No loss being logged, when running MLM script (Colab)

When using the run_MLM script and pairing with XLA, I am seeing that despite logging to files I still don’t get a step-by-step output of the metrics.

%%bash
python xla_spawn.py --num_cores=8 ./run_mlm.py --output_dir="./results" \
    --model_type="big_bird" \
    --config_name="./config" \
    --tokenizer_name="./tokenizer" \
    --train_file="./dataset.txt" \
    --validation_file="./val.txt" \
    --line_by_line="True" \
    --max_seq_length="16000" \
    --weight_decay="0.01" \
    --per_device_train_batch_size="1" \
    --per_device_eval_batch_size="1" \
    --learning_rate="3e-4" \
    --tpu_num_cores='8' \
    --warmup_steps="1000" \
    --overwrite_output_dir \
    --pad_to_max_length \
    --num_train_epochs="1" \
    --adam_beta1="0.9" \
    --adam_beta2="0.98" \
    --do_train \
    --do_eval \
    --logging_steps="10" \
    --evaluation_strategy="steps" \
    --eval_accumulation_steps='10' \
    --report_to="tensorboard" \
    --logging_dir='./logs' \
    --save_strategy="epoch" \
    --load_best_model_at_end='True' \
    --metric_for_best_model='accuracy' \
    --skip_memory_metrics='False'  \
    --gradient_accumulation_steps='500' \
    --use_fast_tokenizer='True' \
    --log_level='info' \
    --logging_first_step='True' \
    1> >(tee -a stdout.log) \
    2> >(tee -a stderr.log >&2)

As you can see, I am logging out stderr and stdout to files but I can see that it doesn’t log any step - only the end-of-epoch ones when training is finished. Using TensorBoard also doesn’t help when loss isn’t being logged anyways :thinking: which is quite weird.

I have adjusted logging_steps but that doesn’t seem to help.

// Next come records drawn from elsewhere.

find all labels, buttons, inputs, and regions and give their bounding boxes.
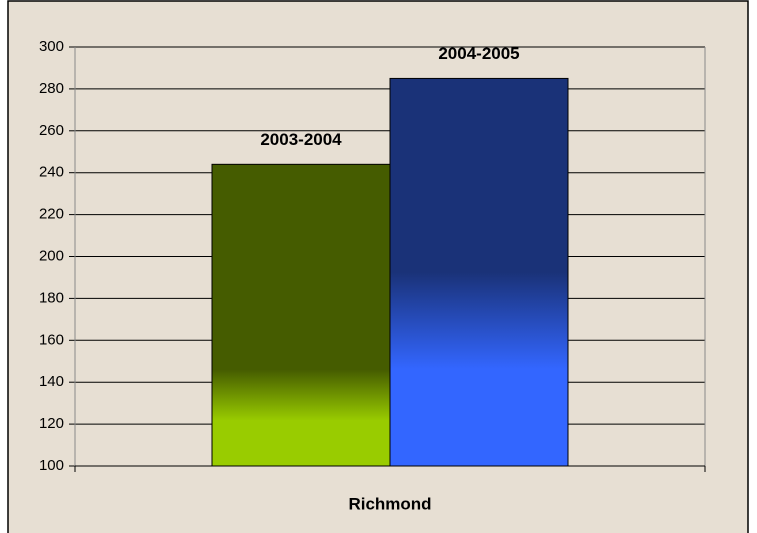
data-label: 2004-2005 — [438, 44, 519, 63]
bar — [389, 77, 569, 467]
bar — [211, 163, 391, 467]
y-tick-label: 280 — [39, 80, 64, 97]
x-tick-label: Richmond — [348, 494, 431, 513]
y-tick-label: 180 — [39, 289, 64, 306]
y-tick-label: 200 — [39, 247, 64, 264]
y-tick-label: 220 — [39, 206, 64, 223]
y-tick-label: 240 — [39, 164, 64, 181]
y-tick-label: 260 — [39, 122, 64, 139]
y-tick-label: 100 — [39, 457, 64, 474]
y-tick-label: 140 — [39, 373, 64, 390]
y-tick-label: 120 — [39, 415, 64, 432]
data-label: 2003-2004 — [260, 130, 342, 149]
y-tick-label: 300 — [39, 38, 64, 55]
y-tick-label: 160 — [39, 331, 64, 348]
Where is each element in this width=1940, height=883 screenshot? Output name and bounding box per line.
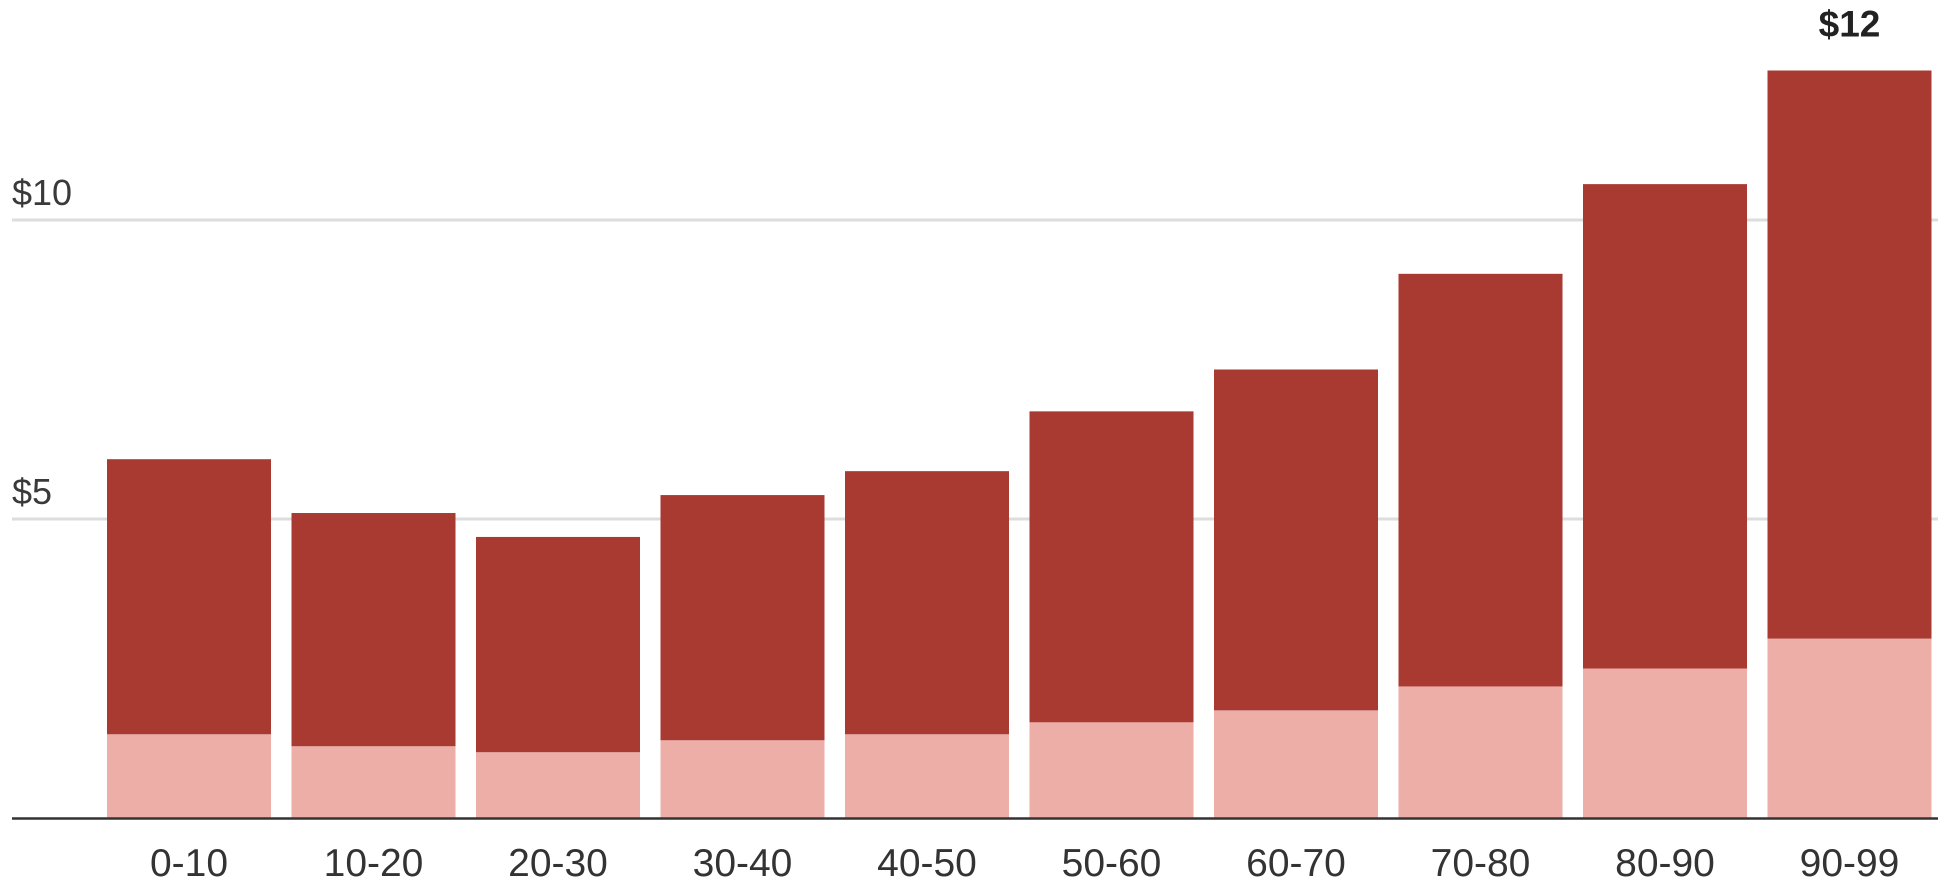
x-tick-label: 40-50 bbox=[877, 842, 977, 883]
bar-segment-1-60-70 bbox=[1214, 369, 1378, 711]
bar-segment-0-70-80 bbox=[1398, 686, 1563, 818]
x-tick-label: 20-30 bbox=[508, 842, 608, 883]
bar-segment-0-40-50 bbox=[845, 734, 1009, 818]
x-tick-label: 90-99 bbox=[1800, 842, 1900, 883]
x-tick-label: 10-20 bbox=[324, 842, 424, 883]
bar-segment-1-40-50 bbox=[845, 471, 1009, 735]
bar-segment-0-20-30 bbox=[476, 752, 640, 818]
bar-segment-1-80-90 bbox=[1583, 184, 1747, 669]
bar-segment-0-10-20 bbox=[291, 746, 456, 818]
bar-segment-1-70-80 bbox=[1398, 273, 1563, 687]
bar-segment-0-30-40 bbox=[660, 740, 825, 818]
bar-segment-1-10-20 bbox=[291, 513, 456, 747]
bar-segment-1-30-40 bbox=[660, 495, 825, 741]
bars bbox=[107, 70, 1932, 818]
x-tick-label: 50-60 bbox=[1062, 842, 1162, 883]
bar-segment-0-80-90 bbox=[1583, 668, 1747, 818]
bar-value-label: $12 bbox=[1819, 4, 1881, 45]
bar-segment-0-90-99 bbox=[1767, 638, 1932, 818]
x-tick-label: 60-70 bbox=[1246, 842, 1346, 883]
bar-segment-1-0-10 bbox=[107, 459, 271, 735]
x-tick-label: 30-40 bbox=[693, 842, 793, 883]
bar-segment-1-90-99 bbox=[1767, 70, 1932, 639]
bar-segment-0-50-60 bbox=[1029, 722, 1194, 818]
x-tick-label: 80-90 bbox=[1615, 842, 1715, 883]
bar-segment-0-60-70 bbox=[1214, 710, 1378, 818]
bar-segment-1-50-60 bbox=[1029, 411, 1194, 723]
y-tick-label: $10 bbox=[12, 172, 72, 213]
bar-segment-1-20-30 bbox=[476, 536, 640, 753]
labels: $5 $10 0-10 10-20 20-30 30-40 40-50 50-60 60-70 7… bbox=[12, 4, 1899, 883]
bar-segment-0-0-10 bbox=[107, 734, 271, 818]
x-tick-label: 70-80 bbox=[1431, 842, 1531, 883]
y-tick-label: $5 bbox=[12, 471, 52, 512]
x-tick-label: 0-10 bbox=[150, 842, 228, 883]
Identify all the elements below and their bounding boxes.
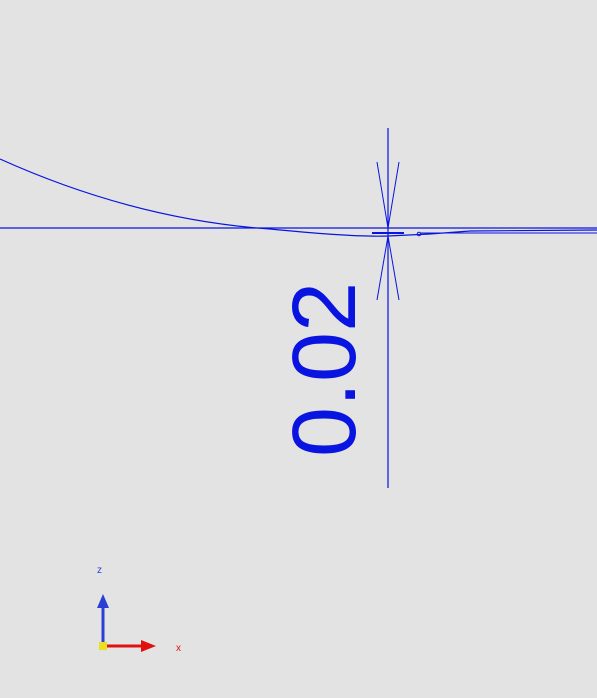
z-axis-arrowhead xyxy=(97,594,109,608)
dimension-value[interactable]: 0.02 xyxy=(275,282,375,457)
axis-triad: z x xyxy=(97,565,181,654)
dimension-arrow-upper xyxy=(376,161,400,229)
x-axis-label: x xyxy=(176,643,181,654)
origin-marker xyxy=(99,642,107,650)
x-axis-arrowhead xyxy=(141,640,156,652)
profile-curve[interactable] xyxy=(0,158,389,237)
curve-point-marker[interactable] xyxy=(416,231,422,237)
z-axis-label: z xyxy=(97,565,102,576)
dimension-arrow-lower xyxy=(376,235,400,301)
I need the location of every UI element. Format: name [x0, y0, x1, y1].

I am quite confused - Trainer is supposed to ouput loss to the Cell output too, but that doesn’t happen either.

Does anyone know how I can log the metrics for ‘n’ steps?

Basically, despite providing the logging_steps argument, it doesn’t apparently override the default which I presume to be set to epoch - same with evaluation strategy which also runs during epochs instead of the no. of steps provided.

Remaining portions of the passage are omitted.